The most dangerous thing you can do to your Ancestry.com genealogy research is to be lazy. This may sound silly. How can that be the most dangerous thing? It is the most dangerous thing because you will end up with bad data.
Several years ago, as I was beginning my research on Ancestry.com, I found several trees that were similar to mine. Like every excited novice would do, I clicked and added those trees without verifying the data to my own tree. About a year later, I found myself deleting all my research and starting over because I was unable to trust anything there. I had found so many mistakes that it was easier to completely start over than try to clean them up.
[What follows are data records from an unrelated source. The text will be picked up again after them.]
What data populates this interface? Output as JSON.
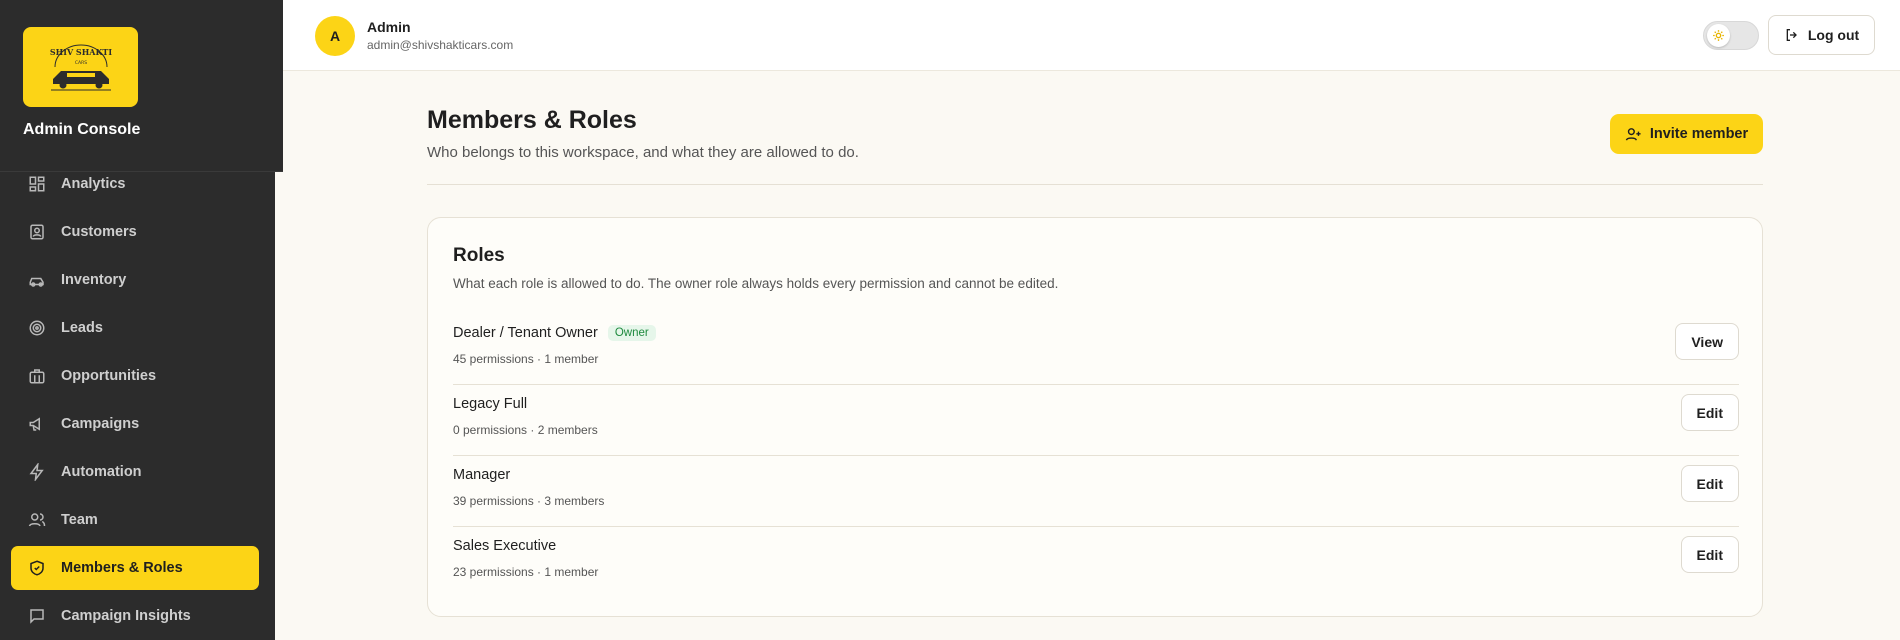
{
  "sidebar": {
    "logo_alt": "Shiv Shakti Cars logo",
    "title": "Admin Console",
    "items": [
      {
        "label": "Analytics",
        "icon": "grid-icon",
        "active": false
      },
      {
        "label": "Customers",
        "icon": "id-card-icon",
        "active": false
      },
      {
        "label": "Inventory",
        "icon": "car-icon",
        "active": false
      },
      {
        "label": "Leads",
        "icon": "target-icon",
        "active": false
      },
      {
        "label": "Opportunities",
        "icon": "briefcase-icon",
        "active": false
      },
      {
        "label": "Campaigns",
        "icon": "megaphone-icon",
        "active": false
      },
      {
        "label": "Automation",
        "icon": "lightning-icon",
        "active": false
      },
      {
        "label": "Team",
        "icon": "users-icon",
        "active": false
      },
      {
        "label": "Members & Roles",
        "icon": "shield-check-icon",
        "active": true
      },
      {
        "label": "Campaign Insights",
        "icon": "message-square-icon",
        "active": false
      }
    ]
  },
  "header": {
    "avatar_initial": "A",
    "user_name": "Admin",
    "user_email": "admin@shivshakticars.com",
    "theme_icon": "sun-icon",
    "logout_label": "Log out"
  },
  "main": {
    "title": "Members & Roles",
    "subtitle": "Who belongs to this workspace, and what they are allowed to do.",
    "invite_label": "Invite member",
    "roles_card": {
      "title": "Roles",
      "description": "What each role is allowed to do. The owner role always holds every permission and cannot be edited.",
      "roles": [
        {
          "name": "Dealer / Tenant Owner",
          "badge": "Owner",
          "meta": "45 permissions · 1 member",
          "action": "View"
        },
        {
          "name": "Legacy Full",
          "badge": "",
          "meta": "0 permissions · 2 members",
          "action": "Edit"
        },
        {
          "name": "Manager",
          "badge": "",
          "meta": "39 permissions · 3 members",
          "action": "Edit"
        },
        {
          "name": "Sales Executive",
          "badge": "",
          "meta": "23 permissions · 1 member",
          "action": "Edit"
        }
      ]
    }
  },
  "colors": {
    "accent": "#fcd416",
    "sidebar_bg": "#2c2c2c",
    "page_bg": "#fbf9f3",
    "owner_badge_bg": "#e6f6ea",
    "owner_badge_text": "#1e8a3e"
  }
}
Ancestry.com is a great genealogy website and, in America, is the biggest and best site there is. I completely and whole heartedly recommend buying a subscription and starting your journey of discovery. Ancestry.com is very powerful and this is where laziness is not the best option. Because Ancestry.com is so powerful, the user must pay attention to every file added to your tree. I have become incredibly selective in what passes my highest standards for acceptance onto my tree. I have grown to have a rule not to post anything without digital “paperwork”—if there is no visible documentation, there is no fact qualified. All this data feeds into the search functions of the site and is continually generating new connections as more records are added and new adjustments are made to your existing facts. If the facts are wrong, or applied to the wrong person, the hints provided will be based on that wrong data and you are growing more and more off course.
So, as you use Ancestry.com (and you should), be diligent to verify everything you see along the way.